You know how the rest of that season went. They famously beat New England in what ended up being Tom Brady’s last game as a Patriot, and even more impressively, found a way to not just defeat the Baltimore Ravens, they played tetherball with them to the tune of a 28-12 victory. They ended up succumbing to the Chiefs in the AFC Championship Game, but, with the Chiefs rolling like they were, it’s a pretty safe bet that any AFC team that made the conference championship was going to fall into that Batman Begins “You’re practice” category.

That’s probably enough. If you’re actually still reading, you get the idea.

Big moves like this don’t show that Bill Belichick and Patriots are desperate or pissed, although the latter certainly might be true. It’s not like this team was 3-13 in 2020, no matter how much games like the 49ers and the Rams may have felt like it.

Belichick took a look at what the 2020 team did well, what it needed to get better at (which, to be fair, was most things), and saw that this offseason was not only one where he had money to burn, but also that difference-maker free agents would be plentiful and most teams wouldn’t have the cash to even play at the high society table. So he did what he always does: find the one unblockable move in Mortal Kombat, and spam that move over and over again until victory is in the bag.

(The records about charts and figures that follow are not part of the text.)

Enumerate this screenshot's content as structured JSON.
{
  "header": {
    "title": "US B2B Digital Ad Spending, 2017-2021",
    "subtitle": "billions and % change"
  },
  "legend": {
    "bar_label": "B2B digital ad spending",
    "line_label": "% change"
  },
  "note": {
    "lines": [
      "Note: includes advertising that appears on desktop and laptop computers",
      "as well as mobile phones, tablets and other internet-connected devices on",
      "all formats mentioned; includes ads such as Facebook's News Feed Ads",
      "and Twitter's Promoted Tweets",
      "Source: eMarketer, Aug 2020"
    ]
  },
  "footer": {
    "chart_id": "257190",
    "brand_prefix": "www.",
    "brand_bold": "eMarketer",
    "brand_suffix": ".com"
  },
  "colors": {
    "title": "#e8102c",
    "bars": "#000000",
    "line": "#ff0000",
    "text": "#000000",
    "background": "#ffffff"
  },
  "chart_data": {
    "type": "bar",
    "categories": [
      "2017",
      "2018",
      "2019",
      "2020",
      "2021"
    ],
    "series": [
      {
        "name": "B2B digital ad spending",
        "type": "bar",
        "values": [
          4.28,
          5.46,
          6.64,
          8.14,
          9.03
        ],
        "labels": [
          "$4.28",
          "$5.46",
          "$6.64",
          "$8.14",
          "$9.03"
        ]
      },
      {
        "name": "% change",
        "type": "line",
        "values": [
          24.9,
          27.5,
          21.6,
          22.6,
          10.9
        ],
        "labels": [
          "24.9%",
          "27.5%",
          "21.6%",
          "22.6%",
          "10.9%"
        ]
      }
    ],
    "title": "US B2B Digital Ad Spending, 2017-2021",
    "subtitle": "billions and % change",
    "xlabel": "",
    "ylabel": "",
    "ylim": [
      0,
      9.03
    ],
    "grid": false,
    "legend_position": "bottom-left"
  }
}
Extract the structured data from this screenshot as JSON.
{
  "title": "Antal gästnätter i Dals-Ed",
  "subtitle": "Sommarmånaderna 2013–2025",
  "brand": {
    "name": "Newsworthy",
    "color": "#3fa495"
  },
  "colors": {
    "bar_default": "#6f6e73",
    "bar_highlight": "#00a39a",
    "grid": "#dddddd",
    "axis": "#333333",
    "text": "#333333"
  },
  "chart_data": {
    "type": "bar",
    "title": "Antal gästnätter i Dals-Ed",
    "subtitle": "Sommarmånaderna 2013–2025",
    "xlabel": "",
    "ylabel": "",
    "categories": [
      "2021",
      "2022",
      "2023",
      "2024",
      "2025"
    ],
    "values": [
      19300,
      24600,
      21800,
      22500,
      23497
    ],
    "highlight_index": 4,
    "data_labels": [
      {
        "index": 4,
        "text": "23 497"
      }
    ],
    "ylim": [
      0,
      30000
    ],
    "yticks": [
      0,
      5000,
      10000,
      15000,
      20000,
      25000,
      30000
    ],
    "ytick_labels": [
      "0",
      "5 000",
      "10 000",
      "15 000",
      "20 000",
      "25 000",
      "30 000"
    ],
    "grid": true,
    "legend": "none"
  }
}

And not only that, Bill also recognized that going into free agency like he usually does, where you can find value for complimentary pieces and guys that had worn out their welcome elsewhere, just wasn’t going to cut the mustard this time around. That’s no small achievement. Bill’s always quick to admit that he makes a lot of mistakes, perhaps most famously in the 2014 Do Your Job documentary, but to both recognize what went wrong in the post-Brady era and recognize that the 2021 offseason may well be a unique opportunity to hit a Mario Kart shortcut that skips half the track is just another example of what makes Belichick Belichick.

Know the situation, know what your options are, and execute the plan. Even if that plan involves admitting, “Yeah, we really underachieved last year, so now we’re stacking the deck, cause that s--t was unacceptable around here”.

Free agency bonanzas frequently get laughed off, especially in New England, as desperate, dumb teams like the Jets trying to buy their way back into the playoffs. And maybe this will end that way too. It also could, like the teams we looked at above, be what supercharges your team from “eh, they’re competitive most weeks, but nobody’s scared of ‘em” to that team that nobody wants a piece of, regular season, playoffs, or otherwise.

Or, I guess, that team that everyone wants a piece of, because like New England was for so long, you’re the final boss that anyone who wants a Super Bowl ring has to beat.